Healthcare Innovation Speaker, Dr. Pritpal S. Tamber, Discusses the Biggest Challenges Facing the Healthcare Industry
Dr. Pritpal S. Tamber
Tuesday, Sep 04, 2018
Dr. Pritpal S. Tamber is the Co-Founder and CEO of Bridging Health & Community, a Seattle-based non-profit dedicated to transforming how healthcare works with communities. Dr. Tamber believes that our current approach to health – deploying technical solutions to bio-medical problems – is not only unsustainable but increasingly failing in a world of circumstance-related chronic conditions. In response, he founded the Creating Health Collaborative, an international group of practitioners operating from a community’s understanding of its circumstances, rather than healthcare’s.

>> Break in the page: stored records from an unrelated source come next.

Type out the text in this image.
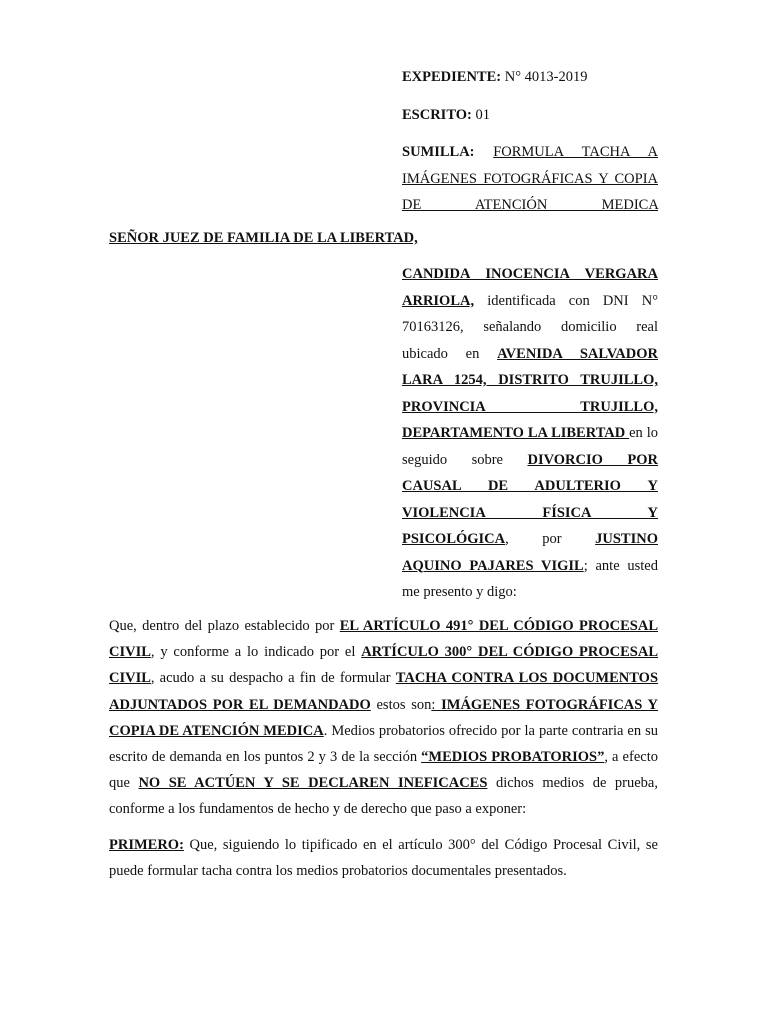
EXPEDIENTE: N° 4013-2019
ESCRITO: 01
SUMILLA: FORMULA TACHA A IMÁGENES FOTOGRÁFICAS Y COPIA DE ATENCIÓN MEDICA
SEÑOR JUEZ DE FAMILIA DE LA LIBERTAD,
CANDIDA INOCENCIA VERGARA ARRIOLA, identificada con DNI N° 70163126, señalando domicilio real ubicado en AVENIDA SALVADOR LARA 1254, DISTRITO TRUJILLO, PROVINCIA TRUJILLO, DEPARTAMENTO LA LIBERTAD en lo seguido sobre DIVORCIO POR CAUSAL DE ADULTERIO Y VIOLENCIA FÍSICA Y PSICOLÓGICA, por JUSTINO AQUINO PAJARES VIGIL; ante usted me presento y digo:
Que, dentro del plazo establecido por EL ARTÍCULO 491° DEL CÓDIGO PROCESAL CIVIL, y conforme a lo indicado por el ARTÍCULO 300° DEL CÓDIGO PROCESAL CIVIL, acudo a su despacho a fin de formular TACHA CONTRA LOS DOCUMENTOS ADJUNTADOS POR EL DEMANDADO estos son: IMÁGENES FOTOGRÁFICAS Y COPIA DE ATENCIÓN MEDICA. Medios probatorios ofrecido por la parte contraria en su escrito de demanda en los puntos 2 y 3 de la sección “MEDIOS PROBATORIOS”, a efecto que NO SE ACTÚEN Y SE DECLAREN INEFICACES dichos medios de prueba, conforme a los fundamentos de hecho y de derecho que paso a exponer:
PRIMERO: Que, siguiendo lo tipificado en el artículo 300° del Código Procesal Civil, se puede formular tacha contra los medios probatorios documentales presentados.
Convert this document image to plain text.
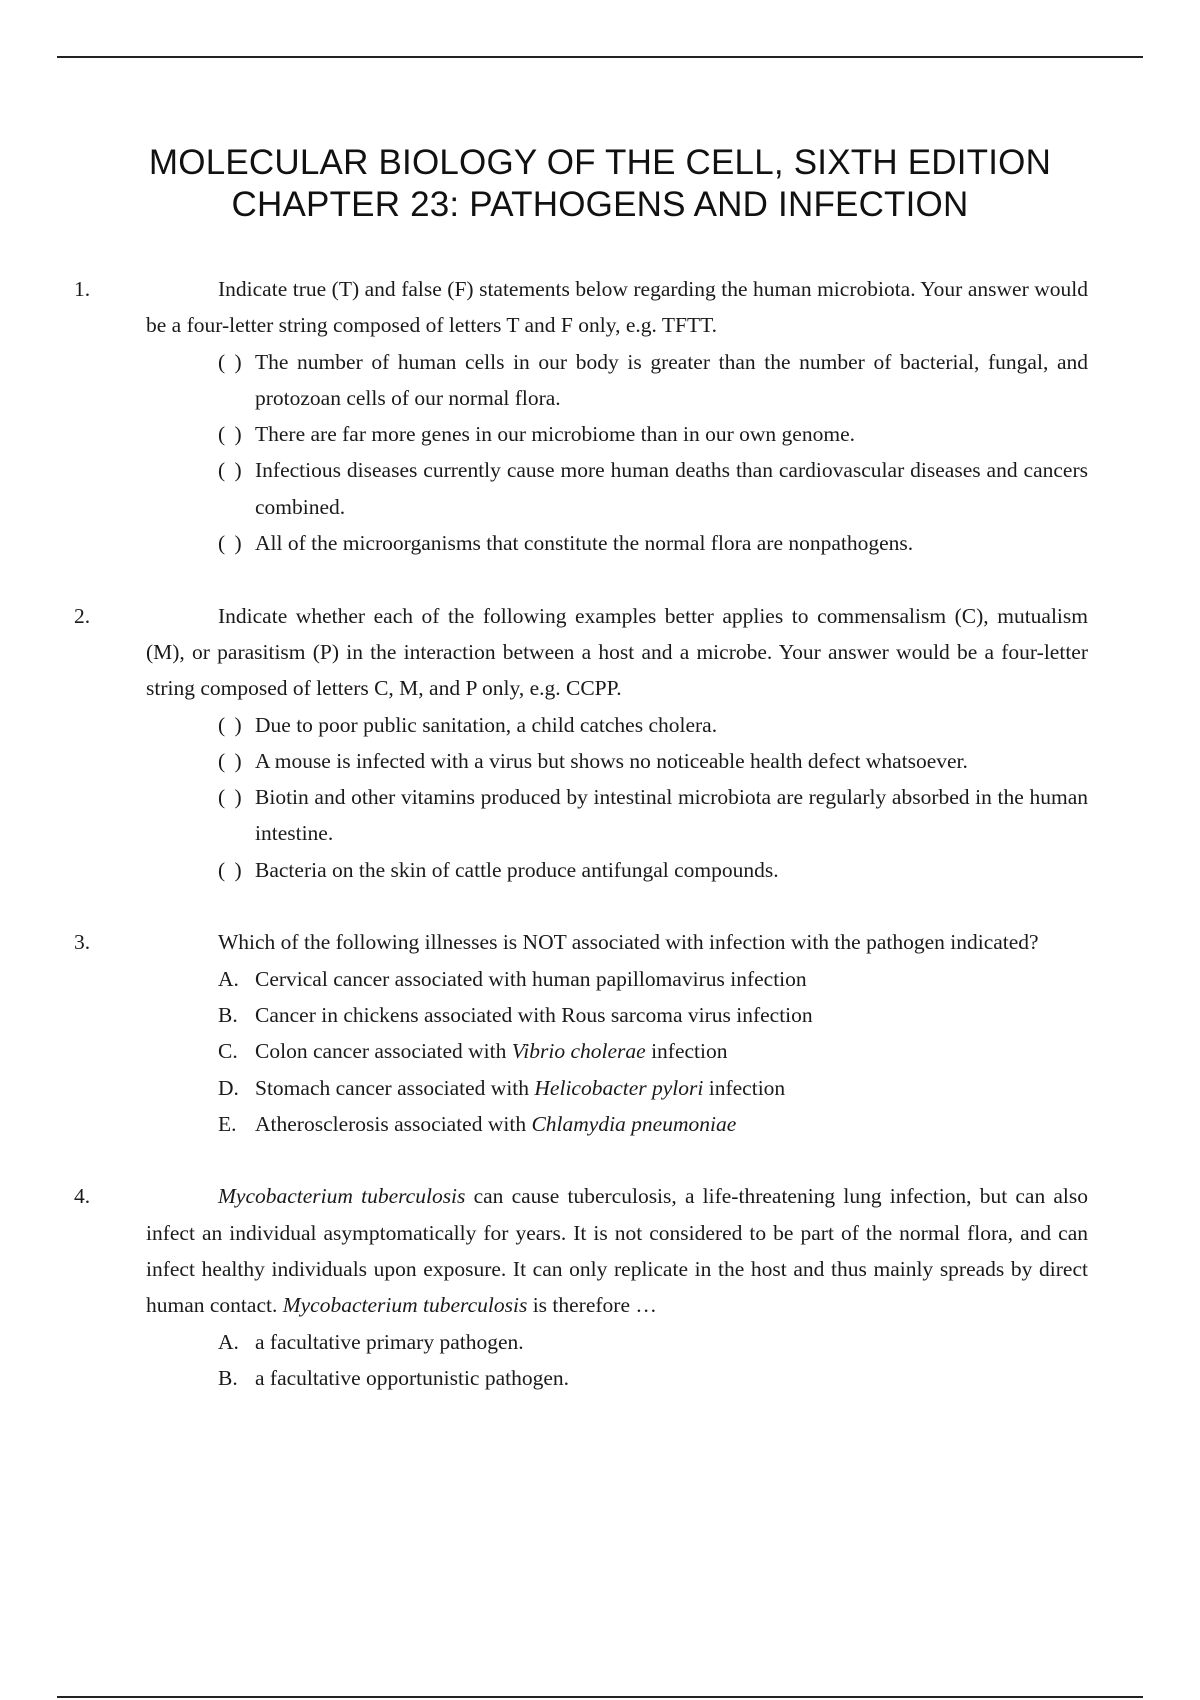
MOLECULAR BIOLOGY OF THE CELL, SIXTH EDITION
CHAPTER 23: PATHOGENS AND INFECTION
1.	Indicate true (T) and false (F) statements below regarding the human microbiota. Your answer would be a four-letter string composed of letters T and F only, e.g. TFTT.
( ) The number of human cells in our body is greater than the number of bacterial, fungal, and protozoan cells of our normal flora.
( ) There are far more genes in our microbiome than in our own genome.
( ) Infectious diseases currently cause more human deaths than cardiovascular diseases and cancers combined.
( ) All of the microorganisms that constitute the normal flora are nonpathogens.
2.	Indicate whether each of the following examples better applies to commensalism (C), mutualism (M), or parasitism (P) in the interaction between a host and a microbe. Your answer would be a four-letter string composed of letters C, M, and P only, e.g. CCPP.
( ) Due to poor public sanitation, a child catches cholera.
( ) A mouse is infected with a virus but shows no noticeable health defect whatsoever.
( ) Biotin and other vitamins produced by intestinal microbiota are regularly absorbed in the human intestine.
( ) Bacteria on the skin of cattle produce antifungal compounds.
3.	Which of the following illnesses is NOT associated with infection with the pathogen indicated?
A. Cervical cancer associated with human papillomavirus infection
B. Cancer in chickens associated with Rous sarcoma virus infection
C. Colon cancer associated with Vibrio cholerae infection
D. Stomach cancer associated with Helicobacter pylori infection
E. Atherosclerosis associated with Chlamydia pneumoniae
4.	Mycobacterium tuberculosis can cause tuberculosis, a life-threatening lung infection, but can also infect an individual asymptomatically for years. It is not considered to be part of the normal flora, and can infect healthy individuals upon exposure. It can only replicate in the host and thus mainly spreads by direct human contact. Mycobacterium tuberculosis is therefore …
A. a facultative primary pathogen.
B. a facultative opportunistic pathogen.
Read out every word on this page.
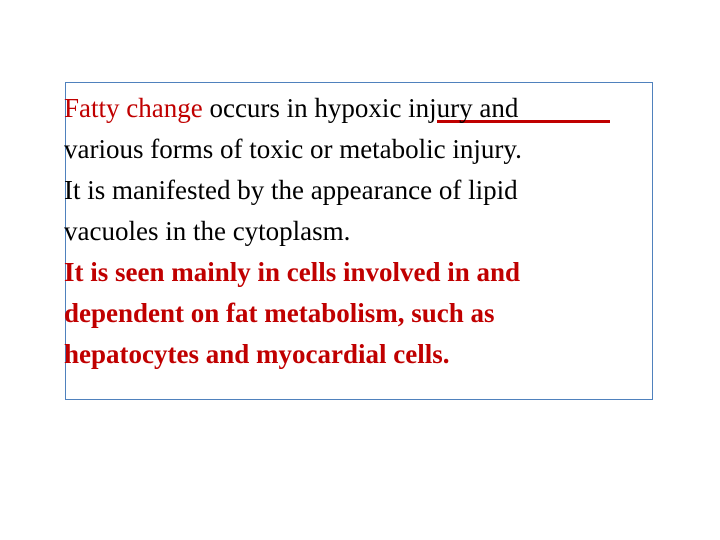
Fatty change occurs in hypoxic injury and
various forms of toxic or metabolic injury.
It is manifested by the appearance of lipid
vacuoles in the cytoplasm.
It is seen mainly in cells involved in and
dependent on fat metabolism, such as
hepatocytes and myocardial cells.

In his keynote presentations, Dr. Tamber illustrates how value-based healthcare offers us the opportunity to reimagine health systems so that they return to being of service to the community. He also shows how members of the Creating Health Collaborative are acknowledging their role in driving health inequity and how they are changing what they do to embrace true population health.
In a recent interview with Executive Speakers Bureau, Dr. Tamber discusses the biggest challenges facing the healthcare industry today.
What do you feel like in the next 5 years will be the biggest challenge for hospitals regarding Population Health?
I think there is going to be a significant shift in the next few years and most hospitals are going to get caught out. At the moment, the rhetoric around population health, whether it be through the frame of the social determinants of health or health equity, is around how an individual’s circumstances affect their health outcomes. The evidence is clear, however, that it’s less about the individual than it is about the wider community, and it’s less about health outcomes than about life outcomes. Hospitals are definitely going to be caught up in this given their economic importance, whether they like it or not. They’ll probably fend it off for a while but you can’t demand 18% of GDP and not expect to be asked what you’re doing for the community as a whole, rather than just collections of individuals.
What is one thing that you feel that hospital CEO’s need to understand about healthcare disparities?
They’re going to have to accept that, although their operations have little influence over disparities they’re going to be seen as a major vehicle to address them. It’s increasingly accepted that health care contributes no more than 25% to our health. The rest comes down to social factors and the environment. Dealing with social factors and the environment is usually the role of public health but the sector is severely underfunded. Also, it’s increasingly understood that disparities track social injustices, like exclusion. Social factors, environment, exclusion, these are not things that health care usually concerns itself with but as payment models move to ‘value’ there’s no doubt that that’s going to change. Health care will have to get involved.
What are some questions that companies need to ask themselves about Population Health and why is Population Health something that they need to focus on?
Companies employing people from lower down the socioeconomic gradient already know that health care is a costly part of their operations. Recent approaches on the basis of individual wellness have had some impact but not enough. Moving the needle on individual health requires operating at population levels; that’s where 75% of our health comes from. Smaller companies may respond by cherry-picking people who are in good health but that’s a short-term solution. Larger companies with a significant local footprint don’t have that option and are going to have to think proactively about their local impact. The leading ones are looking for ways to frame their local impact and understand that it’s a convergence of benefits, corporate social responsibility, and any philanthropic work they’re involved in.